I slammed his bedroom door as I left him alone and made my way down the hallways towards the livingroom. All the little teenagers were sitting around the tv engrossed in a movie. All except Loren of course. The little twit had her eyes glued to the hallway and saw me the minute that I came back into the room. There was no way for me to hide the fact that I had been crying. I am sure that the evidence was all over my face which meant that she knew exactly what was going on in that room. She knew that Eddie was ending things with me and just like before she would be more than happy to take my place in his life.
No way was that going to happen. It was time for me to let little Miss Perfect in on a couple of things. I was about to blow her little fantasy world apart. " Loren, can I talk to you for a minute?"
She nodded and stood up. I grabbed my purse off the hook just inside the front door. " You can walk me out. I am leaving. "
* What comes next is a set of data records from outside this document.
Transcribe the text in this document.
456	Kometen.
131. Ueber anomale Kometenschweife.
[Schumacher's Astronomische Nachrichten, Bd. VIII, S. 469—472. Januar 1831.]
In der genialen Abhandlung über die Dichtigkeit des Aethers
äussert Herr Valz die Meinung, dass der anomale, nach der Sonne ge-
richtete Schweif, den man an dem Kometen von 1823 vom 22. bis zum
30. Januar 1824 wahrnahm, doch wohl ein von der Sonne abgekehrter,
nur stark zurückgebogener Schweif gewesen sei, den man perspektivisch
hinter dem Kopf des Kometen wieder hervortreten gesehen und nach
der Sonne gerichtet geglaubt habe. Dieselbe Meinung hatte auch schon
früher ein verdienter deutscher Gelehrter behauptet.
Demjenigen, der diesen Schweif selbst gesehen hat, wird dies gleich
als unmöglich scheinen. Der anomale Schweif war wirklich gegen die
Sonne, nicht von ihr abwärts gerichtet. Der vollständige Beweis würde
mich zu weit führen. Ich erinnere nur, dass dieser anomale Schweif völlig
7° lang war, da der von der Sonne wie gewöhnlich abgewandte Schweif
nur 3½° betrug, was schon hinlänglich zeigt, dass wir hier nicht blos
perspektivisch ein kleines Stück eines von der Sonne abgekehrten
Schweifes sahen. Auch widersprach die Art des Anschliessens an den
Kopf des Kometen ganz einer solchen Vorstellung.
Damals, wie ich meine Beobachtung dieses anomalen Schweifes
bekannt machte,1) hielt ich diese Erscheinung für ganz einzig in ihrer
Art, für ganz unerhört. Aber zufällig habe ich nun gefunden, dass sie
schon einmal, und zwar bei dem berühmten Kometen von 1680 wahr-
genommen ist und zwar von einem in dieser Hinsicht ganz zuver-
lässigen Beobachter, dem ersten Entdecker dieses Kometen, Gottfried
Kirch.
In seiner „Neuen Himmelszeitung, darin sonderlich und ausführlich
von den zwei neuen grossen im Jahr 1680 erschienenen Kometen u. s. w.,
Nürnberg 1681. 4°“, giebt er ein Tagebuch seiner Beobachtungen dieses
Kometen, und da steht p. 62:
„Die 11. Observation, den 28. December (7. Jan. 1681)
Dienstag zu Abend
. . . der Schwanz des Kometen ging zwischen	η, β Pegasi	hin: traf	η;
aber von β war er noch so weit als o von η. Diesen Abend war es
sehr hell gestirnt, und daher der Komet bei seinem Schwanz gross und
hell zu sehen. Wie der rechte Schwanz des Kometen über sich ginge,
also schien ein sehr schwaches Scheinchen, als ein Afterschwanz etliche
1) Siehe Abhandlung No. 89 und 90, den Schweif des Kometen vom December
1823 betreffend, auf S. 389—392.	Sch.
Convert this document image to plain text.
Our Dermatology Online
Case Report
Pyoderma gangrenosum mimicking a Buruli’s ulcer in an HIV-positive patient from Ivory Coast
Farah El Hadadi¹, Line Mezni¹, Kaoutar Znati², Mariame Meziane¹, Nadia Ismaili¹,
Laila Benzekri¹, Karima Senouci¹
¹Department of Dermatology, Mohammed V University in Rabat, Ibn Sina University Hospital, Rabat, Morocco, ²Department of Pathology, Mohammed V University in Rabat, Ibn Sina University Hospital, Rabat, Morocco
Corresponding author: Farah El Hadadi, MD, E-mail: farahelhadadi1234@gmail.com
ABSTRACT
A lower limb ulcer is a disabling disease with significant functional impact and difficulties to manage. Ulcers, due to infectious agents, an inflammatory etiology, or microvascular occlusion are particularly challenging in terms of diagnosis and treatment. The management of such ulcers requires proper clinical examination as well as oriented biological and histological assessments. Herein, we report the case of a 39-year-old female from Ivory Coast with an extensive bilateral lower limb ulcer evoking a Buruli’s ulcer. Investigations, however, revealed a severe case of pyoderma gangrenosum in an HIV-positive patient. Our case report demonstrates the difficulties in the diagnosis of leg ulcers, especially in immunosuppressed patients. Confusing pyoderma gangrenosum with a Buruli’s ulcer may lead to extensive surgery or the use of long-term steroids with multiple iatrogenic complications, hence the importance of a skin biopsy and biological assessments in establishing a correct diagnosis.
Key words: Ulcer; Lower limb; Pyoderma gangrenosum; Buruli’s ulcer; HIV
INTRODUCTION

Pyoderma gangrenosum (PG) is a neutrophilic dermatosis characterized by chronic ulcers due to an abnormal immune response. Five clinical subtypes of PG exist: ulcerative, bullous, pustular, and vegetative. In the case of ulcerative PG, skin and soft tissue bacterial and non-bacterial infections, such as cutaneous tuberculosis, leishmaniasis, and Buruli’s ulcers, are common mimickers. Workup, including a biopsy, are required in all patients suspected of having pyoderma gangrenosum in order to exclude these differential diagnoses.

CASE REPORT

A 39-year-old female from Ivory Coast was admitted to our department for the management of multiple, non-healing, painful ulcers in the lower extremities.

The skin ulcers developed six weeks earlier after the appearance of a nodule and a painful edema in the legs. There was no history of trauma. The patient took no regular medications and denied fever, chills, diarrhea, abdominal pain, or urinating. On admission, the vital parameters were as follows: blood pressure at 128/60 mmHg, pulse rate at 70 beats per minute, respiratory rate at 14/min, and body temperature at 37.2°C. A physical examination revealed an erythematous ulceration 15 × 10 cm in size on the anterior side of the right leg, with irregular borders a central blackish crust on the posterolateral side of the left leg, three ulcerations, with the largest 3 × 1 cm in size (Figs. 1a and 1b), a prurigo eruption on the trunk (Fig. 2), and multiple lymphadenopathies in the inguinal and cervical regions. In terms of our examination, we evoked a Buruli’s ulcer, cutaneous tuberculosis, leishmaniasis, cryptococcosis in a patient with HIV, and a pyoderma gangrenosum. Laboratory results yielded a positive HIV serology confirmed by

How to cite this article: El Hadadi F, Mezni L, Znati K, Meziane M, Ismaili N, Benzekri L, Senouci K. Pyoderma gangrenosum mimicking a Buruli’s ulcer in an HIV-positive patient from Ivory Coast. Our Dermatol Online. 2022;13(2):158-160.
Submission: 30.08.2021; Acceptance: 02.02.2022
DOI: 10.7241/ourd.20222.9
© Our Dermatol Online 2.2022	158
She simply nodded and followed me out being sure to close the door behind herself when we stepped outside. " What do you want to talk about?"
" I am sure you already know that Eddie just broke up with me." She started to say something to me, but I held my hand up to stop her. I really didn't want to hear anything the little princess had to say. " I am not going to fight him on it. But there is something that you should know. " I didn't give her a chance to ask me what it was. I pulled my purse off my shoulder and pulled out a little white stick. I held it up so that she could see the top of it. Just like I expected , her face turned whiter than normal.
"Is that what I think it is?"
I nodded, " yes. Loren, I am pregnant. I am carrying Eddie's baby."